The far right branch connects to one macro: dcache/data/array_1_0_ext/R0_clk.

The other long branch nearer to the middle of the clock tree is clknet_leaf_402_clock_regs, which connects to:

maliberty commented 3 days ago

It branches off the tree very high up. If you look at where it branches do you see a gate?

jeffng-or commented 3 days ago

It branches off the tree very high up. If you look at where it branches do you see a gate?

I don't think so. I checked the connections at the colored dots in the clock tree:

image

In case you want to look at the clock tree in more detail, I have the output from a clock tree connectivity dumper that I wrote (no guarantee that it's totally correct). The output is a text file which can be found in: https://drive.google.com/file/d/1bL4rkNu9erDrZYoNKofA7MbXbJbnxByT/view?usp=sharing

maliberty commented 3 days ago

@arthurjolo is this due to splitting macros from std cells?

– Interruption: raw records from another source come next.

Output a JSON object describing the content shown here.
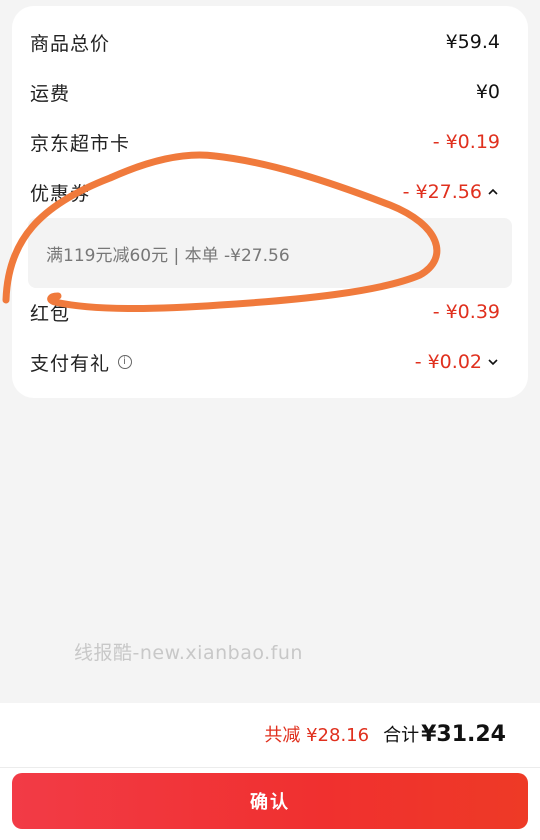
{
  "breakdown": [
    {
      "label": "商品总价",
      "value": "¥59.4",
      "highlight": false
    },
    {
      "label": "运费",
      "value": "¥0",
      "highlight": false
    },
    {
      "label": "京东超市卡",
      "value": "- ¥0.19",
      "highlight": true
    },
    {
      "label": "优惠券",
      "value": "- ¥27.56",
      "highlight": true
    },
    {
      "label": "红包",
      "value": "- ¥0.39",
      "highlight": true
    },
    {
      "label": "支付有礼",
      "value": "- ¥0.02",
      "highlight": true
    }
  ],
  "coupon_detail": "满119元减60元 | 本单 -¥27.56",
  "watermark": "线报酷-new.xianbao.fun",
  "footer": {
    "saved_text": "共减 ¥28.16",
    "total_label": "合计",
    "total_value": "¥31.24",
    "confirm_label": "确认"
  },
  "colors": {
    "accent_red": "#e0301e",
    "annotation_orange": "#f07a3c",
    "button_red": "#f0302f"
  }
}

arthurjolo commented 2 days ago

I am going to open the design and take a close look on it, but I don't think this is due to the splitting of macros from std cells. On the macros branch Jeff mentioned that there are delay buffer so the average arrival time on the macro branch was smaller then on the std cells, so the other macros seem to have a better arrival time. I believe that CTS did a poor job connecting to dcache/data/array_1_0_ext/R0_clk, I am going to try to understand why.

arthurjolo commented 2 days ago

One thing that I noticed from Jeff's dump is that on the array_1_0_ext/R0_clk path there are 7 wire buffers between the leaf clk buffer and the CK pin, while on other leafs there are 3 or less buffers.